Heute beginnt bei uns das Homeschooling. Den Kindern, die an diesem Morgen einzeln zu vereinbarten Zeiten ins Schulhaus kommen sollen, werden Lehrpläne und Arbeitsunterlagen ausgehändigt, die sie in den kommenden Wochen zuhause bearbeiten sollen. Im Ergebnis wird der Schulbetrieb also zuhause durchgeführt und die Eltern werden zu Hilfslehrkräften. Das relativiert natürlich auch Möglichkeiten, Home Office zu machen. Zumindest ein Elternteil wird in den nächsten Wochen in der Hauptsache kochen, putzen, pflegen und unterrichten. Nicht immer, aber doch meistens, werden diese Aufgaben wohl nicht paritätisch geteilt. Nicht immer, aber doch meistens, werden es die Frauen sein, denen diese Aufgaben zugewiesen werden.

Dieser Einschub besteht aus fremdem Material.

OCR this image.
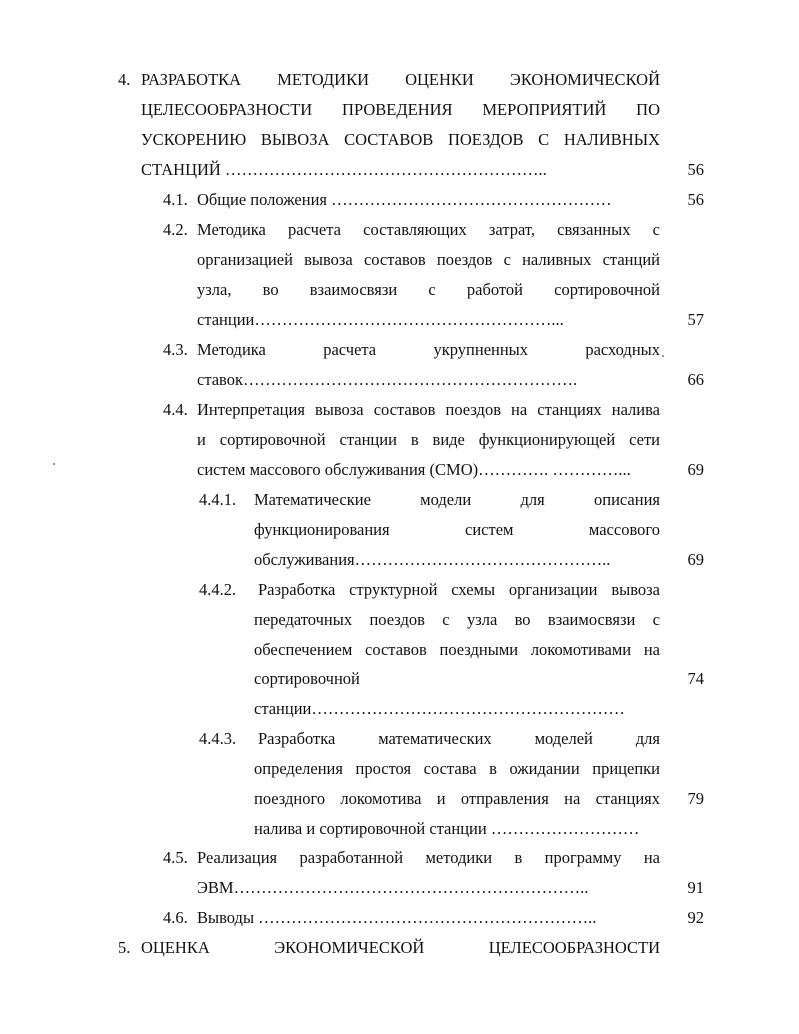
4. РАЗРАБОТКА МЕТОДИКИ ОЦЕНКИ ЭКОНОМИЧЕСКОЙ
ЦЕЛЕСООБРАЗНОСТИ ПРОВЕДЕНИЯ МЕРОПРИЯТИЙ ПО
УСКОРЕНИЮ ВЫВОЗА СОСТАВОВ ПОЕЗДОВ С НАЛИВНЫХ
СТАНЦИЙ …………………………………………………..	56
4.1. Общие положения ……………………………………………	56
4.2. Методика расчета составляющих затрат, связанных с
организацией вывоза составов поездов с наливных станций
узла, во взаимосвязи с работой сортировочной
станции………………………………………………...	57
4.3. Методика расчета укрупненных расходных
ставок…………………………………………………….	66
4.4. Интерпретация вывоза составов поездов на станциях налива
и сортировочной станции в виде функционирующей сети
систем массового обслуживания (СМО)…………. …………...	69
4.4.1. Математические модели для описания
функционирования систем массового
обслуживания………………………………………..	69
4.4.2. Разработка структурной схемы организации вывоза
передаточных поездов с узла во взаимосвязи с
обеспечением составов поездными локомотивами на
сортировочной	74
станции…………………………………………………
4.4.3. Разработка математических моделей для
определения простоя состава в ожидании прицепки
поездного локомотива и отправления на станциях	79
налива и сортировочной станции ………………………
4.5. Реализация разработанной методики в программу на
ЭВМ………………………………………………………..	91
4.6. Выводы ……………………………………………………..	92
5. ОЦЕНКА ЭКОНОМИЧЕСКОЙ ЦЕЛЕСООБРАЗНОСТИ
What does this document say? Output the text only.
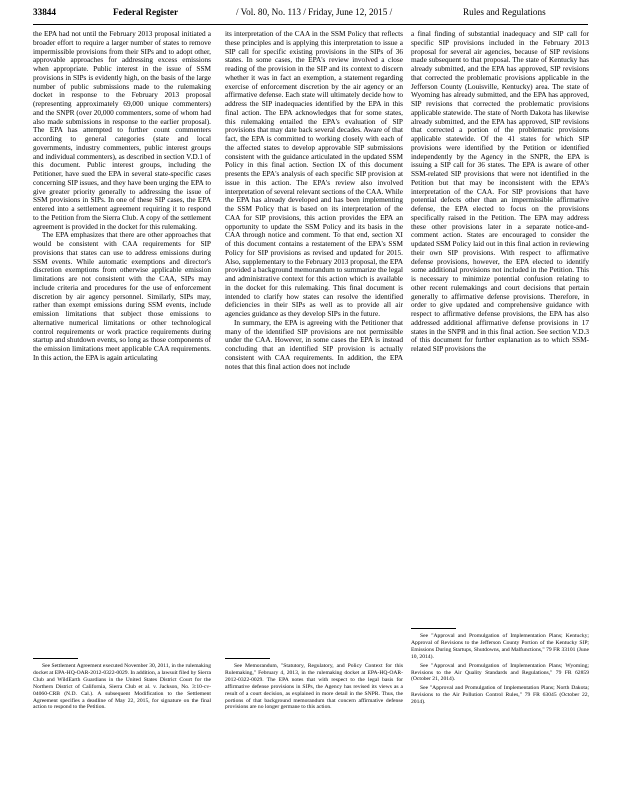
33844	Federal Register	/ Vol. 80, No. 113 / Friday, June 12, 2015 /	Rules and Regulations

the EPA had not until the February 2013 proposal initiated a broader effort to require a larger number of states to remove impermissible provisions from their SIPs and to adopt other, approvable approaches for addressing excess emissions when appropriate. Public interest in the issue of SSM provisions in SIPs is evidently high, on the basis of the large number of public submissions made to the rulemaking docket in response to the February 2013 proposal (representing approximately 69,000 unique commenters) and the SNPR (over 20,000 commenters, some of whom had also made submissions in response to the earlier proposal). The EPA has attempted to further count commenters according to general categories (state and local governments, industry commenters, public interest groups and individual commenters), as described in section V.D.1 of this document. Public interest groups, including the Petitioner, have sued the EPA in several state-specific cases concerning SIP issues, and they have been urging the EPA to give greater priority generally to addressing the issue of SSM provisions in SIPs. In one of these SIP cases, the EPA entered into a settlement agreement requiring it to respond to the Petition from the Sierra Club. A copy of the settlement agreement is provided in the docket for this rulemaking.

The EPA emphasizes that there are other approaches that would be consistent with CAA requirements for SIP provisions that states can use to address emissions during SSM events. While automatic exemptions and director's discretion exemptions from otherwise applicable emission limitations are not consistent with the CAA, SIPs may include criteria and procedures for the use of enforcement discretion by air agency personnel. Similarly, SIPs may, rather than exempt emissions during SSM events, include emission limitations that subject those emissions to alternative numerical limitations or other technological control requirements or work practice requirements during startup and shutdown events, so long as those components of the emission limitations meet applicable CAA requirements. In this action, the EPA is again articulating

See Settlement Agreement executed November 30, 2011, in the rulemaking docket at EPA-HQ-OAR-2012-0322-0029. In addition, a lawsuit filed by Sierra Club and WildEarth Guardians in the United States District Court for the Northern District of California, Sierra Club et al. v. Jackson, No. 3:10-cv-04060-CRB (N.D. Cal.). A subsequent Modification to the Settlement Agreement specifies a deadline of May 22, 2015, for signature on the final action to respond to the Petition.

its interpretation of the CAA in the SSM Policy that reflects these principles and is applying this interpretation to issue a SIP call for specific existing provisions in the SIPs of 36 states. In some cases, the EPA's review involved a close reading of the provision in the SIP and its context to discern whether it was in fact an exemption, a statement regarding exercise of enforcement discretion by the air agency or an affirmative defense. Each state will ultimately decide how to address the SIP inadequacies identified by the EPA in this final action. The EPA acknowledges that for some states, this rulemaking entailed the EPA's evaluation of SIP provisions that may date back several decades. Aware of that fact, the EPA is committed to working closely with each of the affected states to develop approvable SIP submissions consistent with the guidance articulated in the updated SSM Policy in this final action. Section IX of this document presents the EPA's analysis of each specific SIP provision at issue in this action. The EPA's review also involved interpretation of several relevant sections of the CAA. While the EPA has already developed and has been implementing the SSM Policy that is based on its interpretation of the CAA for SIP provisions, this action provides the EPA an opportunity to update the SSM Policy and its basis in the CAA through notice and comment. To that end, section XI of this document contains a restatement of the EPA's SSM Policy for SIP provisions as revised and updated for 2015. Also, supplementary to the February 2013 proposal, the EPA provided a background memorandum to summarize the legal and administrative context for this action which is available in the docket for this rulemaking. This final document is intended to clarify how states can resolve the identified deficiencies in their SIPs as well as to provide all air agencies guidance as they develop SIPs in the future.

In summary, the EPA is agreeing with the Petitioner that many of the identified SIP provisions are not permissible under the CAA. However, in some cases the EPA is instead concluding that an identified SIP provision is actually consistent with CAA requirements. In addition, the EPA notes that this final action does not include

See Memorandum, "Statutory, Regulatory, and Policy Context for this Rulemaking," February 4, 2013, in the rulemaking docket at EPA-HQ-OAR-2012-0322-0029. The EPA notes that with respect to the legal basis for affirmative defense provisions in SIPs, the Agency has revised its views as a result of a court decision, as explained in more detail in the SNPR. Thus, the portions of that background memorandum that concern affirmative defense provisions are no longer germane to this action.

a final finding of substantial inadequacy and SIP call for specific SIP provisions included in the February 2013 proposal for several air agencies, because of SIP revisions made subsequent to that proposal. The state of Kentucky has already submitted, and the EPA has approved, SIP revisions that corrected the problematic provisions applicable in the Jefferson County (Louisville, Kentucky) area. The state of Wyoming has already submitted, and the EPA has approved, SIP revisions that corrected the problematic provisions applicable statewide. The state of North Dakota has likewise already submitted, and the EPA has approved, SIP revisions that corrected a portion of the problematic provisions applicable statewide. Of the 41 states for which SIP provisions were identified by the Petition or identified independently by the Agency in the SNPR, the EPA is issuing a SIP call for 36 states. The EPA is aware of other SSM-related SIP provisions that were not identified in the Petition but that may be inconsistent with the EPA's interpretation of the CAA. For SIP provisions that have potential defects other than an impermissible affirmative defense, the EPA elected to focus on the provisions specifically raised in the Petition. The EPA may address these other provisions later in a separate notice-and-comment action. States are encouraged to consider the updated SSM Policy laid out in this final action in reviewing their own SIP provisions. With respect to affirmative defense provisions, however, the EPA elected to identify some additional provisions not included in the Petition. This is necessary to minimize potential confusion relating to other recent rulemakings and court decisions that pertain generally to affirmative defense provisions. Therefore, in order to give updated and comprehensive guidance with respect to affirmative defense provisions, the EPA has also addressed additional affirmative defense provisions in 17 states in the SNPR and in this final action. See section V.D.3 of this document for further explanation as to which SSM-related SIP provisions the

See "Approval and Promulgation of Implementation Plans; Kentucky; Approval of Revisions to the Jefferson County Portion of the Kentucky SIP; Emissions During Startups, Shutdowns, and Malfunctions," 79 FR 33101 (June 10, 2014).

See "Approval and Promulgation of Implementation Plans; Wyoming; Revisions to the Air Quality Standards and Regulations," 79 FR 62859 (October 21, 2014).

See "Approval and Promulgation of Implementation Plans; North Dakota; Revisions to the Air Pollution Control Rules," 79 FR 63045 (October 22, 2014).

Natürlich: Die gegebene Situation ist nicht die Normalität, nicht der Alltag. Es handelt sich um eine gravierende Krise und die Umstände sind mehr als un- und außergewöhnlich. Aber letztlich treten auch in dieser Krise gewisse fundamentale Muster und Strukturen (und deren Ergebnisse) zutage, die unsere Gesellschaften immer noch prägen. Nur eben viel krasser und drastischer.

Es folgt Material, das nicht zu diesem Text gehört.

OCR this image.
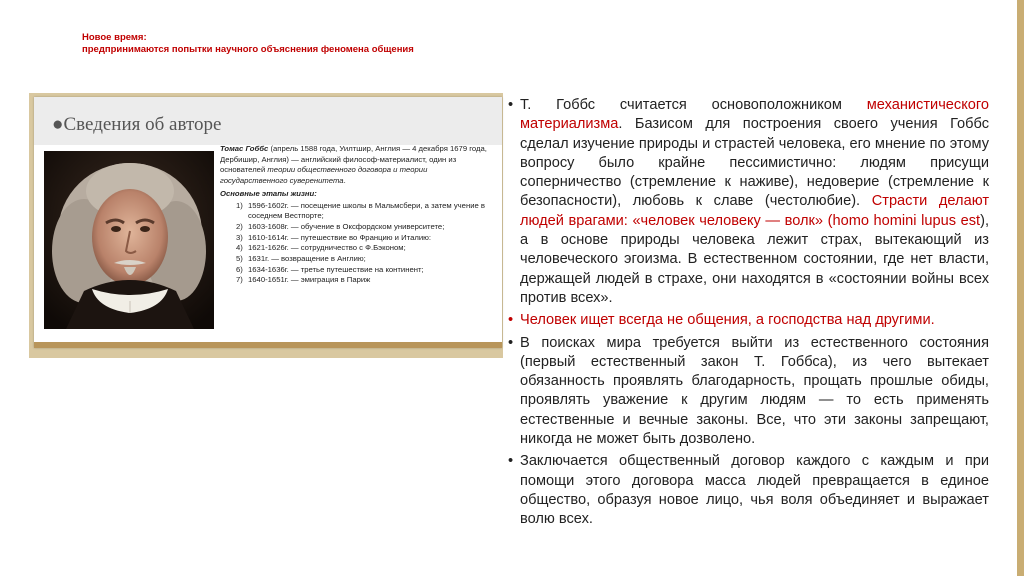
Новое время:
предпринимаются попытки научного объяснения феномена общения
●Сведения об авторе
Томас Гоббс (апрель 1588 года, Уилтшир, Англия — 4 декабря 1679 года, Дербишир, Англия) — английский философ-материалист, один из основателей теории общественного договора и теории государственного суверенитета.
Основные этапы жизни:
1) 1596-1602г. — посещение школы в Мальмсбери, а затем учение в соседнем Вестпорте;
2) 1603-1608г. — обучение в Оксфордском университете;
3) 1610-1614г. — путешествие во Францию и Италию:
4) 1621-1626г. — сотрудничество с Ф.Бэконом;
5) 1631г. — возвращение в Англию;
6) 1634-1636г. — третье путешествие на континент;
7) 1640-1651г. — эмиграция в Париж
• Т. Гоббс считается основоположником механистического материализма. Базисом для построения своего учения Гоббс сделал изучение природы и страстей человека, его мнение по этому вопросу было крайне пессимистично: людям присущи соперничество (стремление к наживе), недоверие (стремление к безопасности), любовь к славе (честолюбие). Страсти делают людей врагами: «человек человеку — волк» (homo homini lupus est), а в основе природы человека лежит страх, вытекающий из человеческого эгоизма. В естественном состоянии, где нет власти, держащей людей в страхе, они находятся в «состоянии войны всех против всех».
• Человек ищет всегда не общения, а господства над другими.
• В поисках мира требуется выйти из естественного состояния (первый естественный закон Т. Гоббса), из чего вытекает обязанность проявлять благодарность, прощать прошлые обиды, проявлять уважение к другим людям — то есть применять естественные и вечные законы. Все, что эти законы запрещают, никогда не может быть дозволено.
• Заключается общественный договор каждого с каждым и при помощи этого договора масса людей превращается в единое общество, образуя новое лицо, чья воля объединяет и выражает волю всех.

Denn machen wir uns nichts vor: Noch immer funktioniert unsere Gesellschaft so, dass in der Regel ein Elternteil über etwa zehn Jahre hinweg, nicht im vollen Umfang am Erwerbsleben bzw. am politischen und wissenschaftlichen Diskurs teilnehmen kann. Dass equal pay und Gleichstellung da nur ein fernes Ideal sind und nicht soziale Realität, muss wirklich niemand wundern.

Manches können manche über hohe Einkommen und/oder Großeltern auffangen. Aber selbst für diese Privilegierten gilt: Wenn irgendetwas Unvorhergesehenes passiert, muss ein Elternteil reagieren und meist sind diese Rollen sehr eindeutig verteilt. Während der Eine darauf hinweist, dass er oder sie beruflich eben unabkömmlich sei und sein/ihr Einkommen das ja letztlich alles finanziere, bewaffnet sich der Andere mit Feucht-Tüchern und Schulbüchern. Gleichstellung, Freiheitsrechte und Selbstbestimmung werden in solchen Konstellationen formal nicht eingeschränkt, aber letztlich doch oft abstrakt. Was Dahrendorf einmal "soziale Freiheit" nannte, findet für viele Menschen nicht statt.

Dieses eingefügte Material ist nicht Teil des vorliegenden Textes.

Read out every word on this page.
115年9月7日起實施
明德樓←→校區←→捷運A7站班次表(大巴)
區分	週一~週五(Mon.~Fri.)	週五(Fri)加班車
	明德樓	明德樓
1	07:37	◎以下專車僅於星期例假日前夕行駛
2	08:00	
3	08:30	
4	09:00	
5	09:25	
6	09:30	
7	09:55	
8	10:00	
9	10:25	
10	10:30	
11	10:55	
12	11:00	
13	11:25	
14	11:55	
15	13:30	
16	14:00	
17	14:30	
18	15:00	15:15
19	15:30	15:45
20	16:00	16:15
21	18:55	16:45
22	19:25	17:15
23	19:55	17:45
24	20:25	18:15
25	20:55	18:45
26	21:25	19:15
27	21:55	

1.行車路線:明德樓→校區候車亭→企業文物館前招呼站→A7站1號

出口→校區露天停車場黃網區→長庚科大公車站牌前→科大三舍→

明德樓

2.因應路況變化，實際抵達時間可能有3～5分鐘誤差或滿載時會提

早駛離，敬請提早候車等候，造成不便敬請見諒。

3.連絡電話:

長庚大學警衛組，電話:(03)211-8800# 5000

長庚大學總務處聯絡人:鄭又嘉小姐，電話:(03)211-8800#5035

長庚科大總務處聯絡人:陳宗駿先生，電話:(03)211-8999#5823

Dass es das nicht gewesen sein kann, wird in den nächsten Wochen und Tagen hoffentlich einigen Menschen mehr klar werden. Und es muss sich auch die Einsicht durchsetzen müssen, dass Staat und Wirtschaft sich nicht länger zurücklehnen können. Freiheit und Gleichstellung dürfen nicht abstrakt bleiben. Die Schaffung von Kapazitäten für ein selbstbestimmtes Leben liegen im Interesse aller (auch ökonomisch) und im Interesse jedes einzelnen Menschen. Diese Form von Freiheitsermöglichung durch Gesellschaftspolitik ist Aufgabe des modernen Staates und wenn die Krise wenigstens diese Einsicht freilegte, dann wäre schon viel gewonnen.

Einen guten Tag und bleiben Sie gesund.